From the time Taylor was KO’d by current world middleweight champion Kelly Pavlik in the seventh round two years ago, the losses have gotten progressively worse. Taylor has become easier to hit and is taking more punishment.
Should Taylor continue, he’s going to get hurt.
Boxing is an unforgiving sport and some fighters are never the same after a knockout defeat. Once described as a world champion, Taylor has been regulated as an opponent for the other fighters involved in the Super Six.
Froch derails Dirrell, retains WBC title
In the second but of the Super Six: World Boxing Classic, WBC super middleweight champion Carl Froch made the second successful defense of his crown beating previously unbeaten 2004 Olympic bronze medalist Andre Dirrell. Froch had a major hometown advantage fighting at the Trent FM Arena in his native Nottingham, England.

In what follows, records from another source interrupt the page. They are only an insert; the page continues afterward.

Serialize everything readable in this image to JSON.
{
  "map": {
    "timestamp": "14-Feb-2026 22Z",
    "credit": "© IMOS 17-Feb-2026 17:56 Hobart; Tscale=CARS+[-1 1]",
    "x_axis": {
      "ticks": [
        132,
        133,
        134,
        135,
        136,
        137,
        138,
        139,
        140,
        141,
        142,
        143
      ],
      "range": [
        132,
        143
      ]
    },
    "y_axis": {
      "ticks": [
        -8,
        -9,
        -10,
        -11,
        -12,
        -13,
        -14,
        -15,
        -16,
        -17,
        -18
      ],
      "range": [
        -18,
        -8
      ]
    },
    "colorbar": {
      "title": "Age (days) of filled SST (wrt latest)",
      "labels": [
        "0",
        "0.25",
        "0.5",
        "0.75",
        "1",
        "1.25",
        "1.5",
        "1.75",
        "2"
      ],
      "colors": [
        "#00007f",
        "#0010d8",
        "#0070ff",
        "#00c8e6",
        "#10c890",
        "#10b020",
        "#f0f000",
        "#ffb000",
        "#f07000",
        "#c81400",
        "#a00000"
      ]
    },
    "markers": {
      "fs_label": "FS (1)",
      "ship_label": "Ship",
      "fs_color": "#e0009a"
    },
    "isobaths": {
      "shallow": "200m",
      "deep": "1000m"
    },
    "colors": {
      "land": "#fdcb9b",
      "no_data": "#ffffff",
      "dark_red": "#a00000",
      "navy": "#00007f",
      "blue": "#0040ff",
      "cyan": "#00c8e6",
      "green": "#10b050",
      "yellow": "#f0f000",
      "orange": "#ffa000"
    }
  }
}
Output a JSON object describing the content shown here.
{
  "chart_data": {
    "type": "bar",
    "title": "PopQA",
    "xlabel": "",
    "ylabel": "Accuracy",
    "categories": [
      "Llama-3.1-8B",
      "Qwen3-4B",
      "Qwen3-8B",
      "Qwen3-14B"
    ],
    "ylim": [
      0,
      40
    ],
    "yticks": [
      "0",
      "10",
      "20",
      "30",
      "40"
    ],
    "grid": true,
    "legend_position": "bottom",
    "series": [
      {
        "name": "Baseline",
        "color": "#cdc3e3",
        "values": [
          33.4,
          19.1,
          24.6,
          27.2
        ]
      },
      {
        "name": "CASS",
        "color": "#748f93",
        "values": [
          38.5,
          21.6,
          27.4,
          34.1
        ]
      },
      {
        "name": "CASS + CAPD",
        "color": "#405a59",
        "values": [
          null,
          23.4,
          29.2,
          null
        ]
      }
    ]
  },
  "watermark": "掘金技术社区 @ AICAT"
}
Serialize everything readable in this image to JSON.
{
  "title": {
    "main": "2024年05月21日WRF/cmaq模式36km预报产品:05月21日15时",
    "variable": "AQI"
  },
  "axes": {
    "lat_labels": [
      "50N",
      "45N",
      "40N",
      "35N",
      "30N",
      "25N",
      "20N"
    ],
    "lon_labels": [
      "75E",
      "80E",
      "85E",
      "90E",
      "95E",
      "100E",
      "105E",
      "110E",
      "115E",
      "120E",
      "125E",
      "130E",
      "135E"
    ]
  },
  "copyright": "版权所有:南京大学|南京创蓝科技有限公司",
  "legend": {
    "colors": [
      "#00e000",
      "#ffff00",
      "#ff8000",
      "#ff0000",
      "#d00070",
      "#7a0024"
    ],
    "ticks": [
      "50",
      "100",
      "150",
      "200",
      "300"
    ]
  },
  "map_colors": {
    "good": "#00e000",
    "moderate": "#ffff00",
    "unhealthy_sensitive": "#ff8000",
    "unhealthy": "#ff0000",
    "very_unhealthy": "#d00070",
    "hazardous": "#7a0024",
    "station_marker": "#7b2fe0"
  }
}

Froch won a 12-round spilt-decision of a very difficult fight to score. One judge scored the contest 115-112 (Dirrell), 115-112 (Froch), and 114-113 ((Froch). Had Dirrell not been docked one point in round ten for clinching Froch, the fight would have been declared a split-draw.
Dirrell, recognized for his blazing hand speed and movement, did a great job of making Froch throw wildly and missing. Even though Froch’s punch output was low, Dirrell didn’t do much damage.
He simply didn’t do enough to take the title away from Froch. Dirrell didn’t keep his hands as busy as he did when he fought guys like Oganov, Findley, Hanshaw, and the other fighters he was fed throughout his young career.
Dirrell simply did too much movement around the ring; similar to the way an amateur fighter prances around the ring when they realized they have accumulated enough points to win a decision.
Instead, it was Froch who pressed the action. Froch was the one moving forward and tried to make a serious fight out of a home defense. Based on the fact Dirrell didn’t do enough, Froch deserved to win the decision.
“I don’t know how he expected to come to the Champions hometown and take the WBC belt fighting like that,” Froch said. “Nobody likes to see someone running and being negative and I think people recognized that I was trying to make a fight of it but it takes two to tango. I like to stand there and have a fight and give the fans and the TV viewers a real show but Dirrell wasn’t interested in that kind of fight.”
Next, Froch will meet WBA super middleweight champion Mikkel Kessler in a unification bout providing Kessler defeats Andre Ward on November 21, in California. Meanwhile, Dirrell moves on to fight Abraham.
Froch remains unbeaten at 26-0, 20 KOs. Dirrell falls to 18-1, 13 KOs.